HANDEL.
The time may come when Music will be universally recognised as the highest branch of Art; as the most powerful divulger of the intellect’s profoundest conceptions and noblest aspirations; as the truest interpreter of the heart’s loves and hates, joys and woes; as the purest, least sensual, disperser of mortal care and sorrow; as the all-glorious tongue in which refined, good, and happy beings can most perfectly utter their thoughts and emotions. Perhaps this cannot be till the realm of the physical world be more fully subdued by man. The human faculties have hitherto been, necessarily, too much occupied with the struggle for existence, for security against want and protection from the elements, with the invention of better and swifter modes of locomotion and of transmission of thought, to advance to a general apprehension of the superior nature of Music. “Practical men”—men fitted for the discharge of the world’s present duties by the manifestation of the readiest and fullest capacity for meeting its present wants—are, naturally and justly, those whom the world most highly values in its current state of civilisation.

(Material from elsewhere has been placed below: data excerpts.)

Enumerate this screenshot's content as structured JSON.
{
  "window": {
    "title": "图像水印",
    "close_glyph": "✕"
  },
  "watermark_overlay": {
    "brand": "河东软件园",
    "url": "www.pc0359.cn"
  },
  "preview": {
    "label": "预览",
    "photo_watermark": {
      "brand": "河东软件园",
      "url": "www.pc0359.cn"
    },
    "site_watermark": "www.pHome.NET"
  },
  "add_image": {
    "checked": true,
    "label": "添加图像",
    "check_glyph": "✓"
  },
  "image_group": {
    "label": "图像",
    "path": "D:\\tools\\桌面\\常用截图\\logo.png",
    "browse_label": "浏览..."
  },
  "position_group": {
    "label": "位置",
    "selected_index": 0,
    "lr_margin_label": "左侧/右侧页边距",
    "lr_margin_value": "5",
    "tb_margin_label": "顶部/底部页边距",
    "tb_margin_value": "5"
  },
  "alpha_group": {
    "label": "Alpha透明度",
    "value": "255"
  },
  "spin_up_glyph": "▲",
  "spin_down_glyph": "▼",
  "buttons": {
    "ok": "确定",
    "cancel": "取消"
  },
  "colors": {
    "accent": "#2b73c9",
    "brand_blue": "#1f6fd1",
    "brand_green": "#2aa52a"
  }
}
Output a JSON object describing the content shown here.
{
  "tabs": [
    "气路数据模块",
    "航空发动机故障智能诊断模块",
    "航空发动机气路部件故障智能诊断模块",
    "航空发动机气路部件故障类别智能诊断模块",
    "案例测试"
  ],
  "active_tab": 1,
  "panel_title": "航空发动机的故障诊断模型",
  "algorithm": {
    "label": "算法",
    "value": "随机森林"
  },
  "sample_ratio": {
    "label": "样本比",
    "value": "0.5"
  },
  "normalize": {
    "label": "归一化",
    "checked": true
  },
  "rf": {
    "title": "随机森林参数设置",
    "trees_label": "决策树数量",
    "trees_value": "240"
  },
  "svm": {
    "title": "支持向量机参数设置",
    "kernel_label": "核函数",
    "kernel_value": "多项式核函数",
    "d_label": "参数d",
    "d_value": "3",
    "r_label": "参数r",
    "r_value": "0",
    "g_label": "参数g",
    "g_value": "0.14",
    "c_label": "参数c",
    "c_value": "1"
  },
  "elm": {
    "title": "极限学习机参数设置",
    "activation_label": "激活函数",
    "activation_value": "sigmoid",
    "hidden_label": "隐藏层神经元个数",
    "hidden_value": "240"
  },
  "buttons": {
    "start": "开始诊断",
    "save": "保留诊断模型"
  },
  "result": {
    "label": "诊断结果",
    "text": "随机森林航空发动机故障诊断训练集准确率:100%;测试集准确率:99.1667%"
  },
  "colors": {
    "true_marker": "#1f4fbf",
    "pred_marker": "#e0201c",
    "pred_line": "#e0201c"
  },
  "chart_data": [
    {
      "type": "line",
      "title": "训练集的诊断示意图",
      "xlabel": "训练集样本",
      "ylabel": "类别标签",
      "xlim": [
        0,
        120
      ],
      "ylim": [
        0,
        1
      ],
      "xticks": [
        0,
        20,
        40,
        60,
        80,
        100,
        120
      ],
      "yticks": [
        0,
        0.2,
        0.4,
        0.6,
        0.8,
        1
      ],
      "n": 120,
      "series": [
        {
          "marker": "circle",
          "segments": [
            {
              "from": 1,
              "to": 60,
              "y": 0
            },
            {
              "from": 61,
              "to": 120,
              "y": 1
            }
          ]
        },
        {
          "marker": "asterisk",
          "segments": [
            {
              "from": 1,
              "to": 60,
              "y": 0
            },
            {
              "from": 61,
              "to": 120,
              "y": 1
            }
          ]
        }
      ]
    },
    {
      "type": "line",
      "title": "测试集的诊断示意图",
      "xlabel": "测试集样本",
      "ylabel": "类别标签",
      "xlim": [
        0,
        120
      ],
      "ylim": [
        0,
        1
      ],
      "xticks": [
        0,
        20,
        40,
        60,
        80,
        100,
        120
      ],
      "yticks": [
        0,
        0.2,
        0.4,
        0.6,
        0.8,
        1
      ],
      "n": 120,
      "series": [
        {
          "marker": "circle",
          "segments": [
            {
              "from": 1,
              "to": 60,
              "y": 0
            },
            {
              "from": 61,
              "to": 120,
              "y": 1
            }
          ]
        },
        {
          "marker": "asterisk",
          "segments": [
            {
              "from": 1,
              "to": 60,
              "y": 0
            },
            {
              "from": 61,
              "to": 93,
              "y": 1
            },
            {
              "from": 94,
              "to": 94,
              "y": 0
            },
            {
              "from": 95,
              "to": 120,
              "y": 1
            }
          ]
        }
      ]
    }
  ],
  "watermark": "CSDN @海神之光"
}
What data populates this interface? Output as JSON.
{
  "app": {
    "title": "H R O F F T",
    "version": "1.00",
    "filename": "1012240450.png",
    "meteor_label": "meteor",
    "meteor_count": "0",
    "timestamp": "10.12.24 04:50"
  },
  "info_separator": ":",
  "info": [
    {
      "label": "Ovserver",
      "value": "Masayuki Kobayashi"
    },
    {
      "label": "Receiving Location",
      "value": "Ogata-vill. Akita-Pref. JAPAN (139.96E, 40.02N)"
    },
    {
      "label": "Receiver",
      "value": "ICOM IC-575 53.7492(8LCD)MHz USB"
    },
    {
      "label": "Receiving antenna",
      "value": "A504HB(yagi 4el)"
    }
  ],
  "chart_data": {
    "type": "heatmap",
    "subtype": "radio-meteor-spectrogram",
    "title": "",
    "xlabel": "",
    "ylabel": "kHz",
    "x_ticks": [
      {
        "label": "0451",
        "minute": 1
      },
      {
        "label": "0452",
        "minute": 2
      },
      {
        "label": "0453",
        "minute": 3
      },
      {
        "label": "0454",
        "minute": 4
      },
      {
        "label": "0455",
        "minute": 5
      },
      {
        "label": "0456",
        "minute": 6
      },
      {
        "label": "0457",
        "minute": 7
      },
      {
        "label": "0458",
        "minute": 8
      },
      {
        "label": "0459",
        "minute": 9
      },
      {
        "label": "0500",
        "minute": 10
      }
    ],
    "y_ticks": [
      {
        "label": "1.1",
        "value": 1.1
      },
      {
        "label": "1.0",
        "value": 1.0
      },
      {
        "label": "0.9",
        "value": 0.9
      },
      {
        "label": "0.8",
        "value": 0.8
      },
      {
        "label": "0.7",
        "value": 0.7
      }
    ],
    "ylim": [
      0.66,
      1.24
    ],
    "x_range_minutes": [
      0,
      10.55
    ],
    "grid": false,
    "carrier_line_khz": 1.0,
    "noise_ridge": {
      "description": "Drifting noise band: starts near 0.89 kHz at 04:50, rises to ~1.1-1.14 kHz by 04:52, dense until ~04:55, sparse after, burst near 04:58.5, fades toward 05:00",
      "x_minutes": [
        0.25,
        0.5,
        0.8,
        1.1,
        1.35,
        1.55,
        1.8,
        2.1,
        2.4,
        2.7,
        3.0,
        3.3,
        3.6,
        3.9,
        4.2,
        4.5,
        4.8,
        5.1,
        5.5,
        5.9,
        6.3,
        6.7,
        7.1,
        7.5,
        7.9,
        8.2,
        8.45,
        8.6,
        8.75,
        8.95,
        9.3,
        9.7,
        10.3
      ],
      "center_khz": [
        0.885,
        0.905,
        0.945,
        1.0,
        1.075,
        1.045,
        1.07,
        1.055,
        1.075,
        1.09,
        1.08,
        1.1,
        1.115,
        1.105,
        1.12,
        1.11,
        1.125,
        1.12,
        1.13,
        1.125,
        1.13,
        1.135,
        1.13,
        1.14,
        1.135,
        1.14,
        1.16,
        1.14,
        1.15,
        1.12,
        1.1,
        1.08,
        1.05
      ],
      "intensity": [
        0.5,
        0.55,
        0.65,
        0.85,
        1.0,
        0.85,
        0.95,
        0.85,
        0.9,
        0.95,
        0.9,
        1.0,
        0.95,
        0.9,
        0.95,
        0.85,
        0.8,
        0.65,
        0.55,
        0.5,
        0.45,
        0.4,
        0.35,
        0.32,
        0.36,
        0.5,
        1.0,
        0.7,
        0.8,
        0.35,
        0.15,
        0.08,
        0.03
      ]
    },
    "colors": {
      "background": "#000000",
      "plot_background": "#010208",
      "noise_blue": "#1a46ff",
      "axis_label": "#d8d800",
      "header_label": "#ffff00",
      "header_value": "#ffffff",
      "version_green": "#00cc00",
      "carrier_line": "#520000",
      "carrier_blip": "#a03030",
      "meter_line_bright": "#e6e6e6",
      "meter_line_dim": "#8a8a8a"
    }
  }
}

This necessary preference of the practical to the ideal may lead many, who cannot spare a thought from the every-day concerns of the world, to deem hastily that the stern and energetic quality of Perseverance cannot be fully developed in the character of a devotee to Music. But, dismissing the greater question just hinted at, it may be replied that it is the evident tendency of man to form the lightest pleasures of the mind, as well as his gravest discoveries, into what is called “science;” and the lives of numerous musicians show that vast powers of application have been continuously devoted to the elaboration of the rules of harmony, while others have employed their genius as ardently in the creation of melody. These creations, when the symbols are learnt in which they are written, the mind, by its refined exorcism, can enable the voice, or the hand of the instrumental performer, to summon into renewed existence to the end of time. Before symbols were invented and rules constructed, the wealth of Music must necessarily have been restricted to a few simple airs such as the memory could retain and easily reproduce. Perseverance—Perseverance—has guided and sinewed men’s love of the beautiful and powerful in melody and harmony, until, from the simple utterance of a few notes of feeling, rudely conveyed from sire to son by renewed utterance, Music has grown up into a science, dignified and adorned by profound theorists, like Albrechtsberger, and by sublime creative geniuses, such as the majestic Handel and sweetest Haydn and universal Mozart and sublime Beethoven.
For their successful encounter of the great “battle of life,” a hasty thinker would also judge that the extreme susceptibility of musicians must unfit them; extreme susceptibility, which is, perhaps, more peculiarly their inheritance than it is that even of poets. Yet the records of the lives of musical men prove, equally with the biographies of artists, authors, and linguists, that true genius, whatever may be the object of its high devotion, is unsubduable by calamity and opposition. The young inquirer will find ample proof of this in various biographies: our limits demand that we confine ourselves to one musician, as an exemplar of the grand attribute of Perseverance.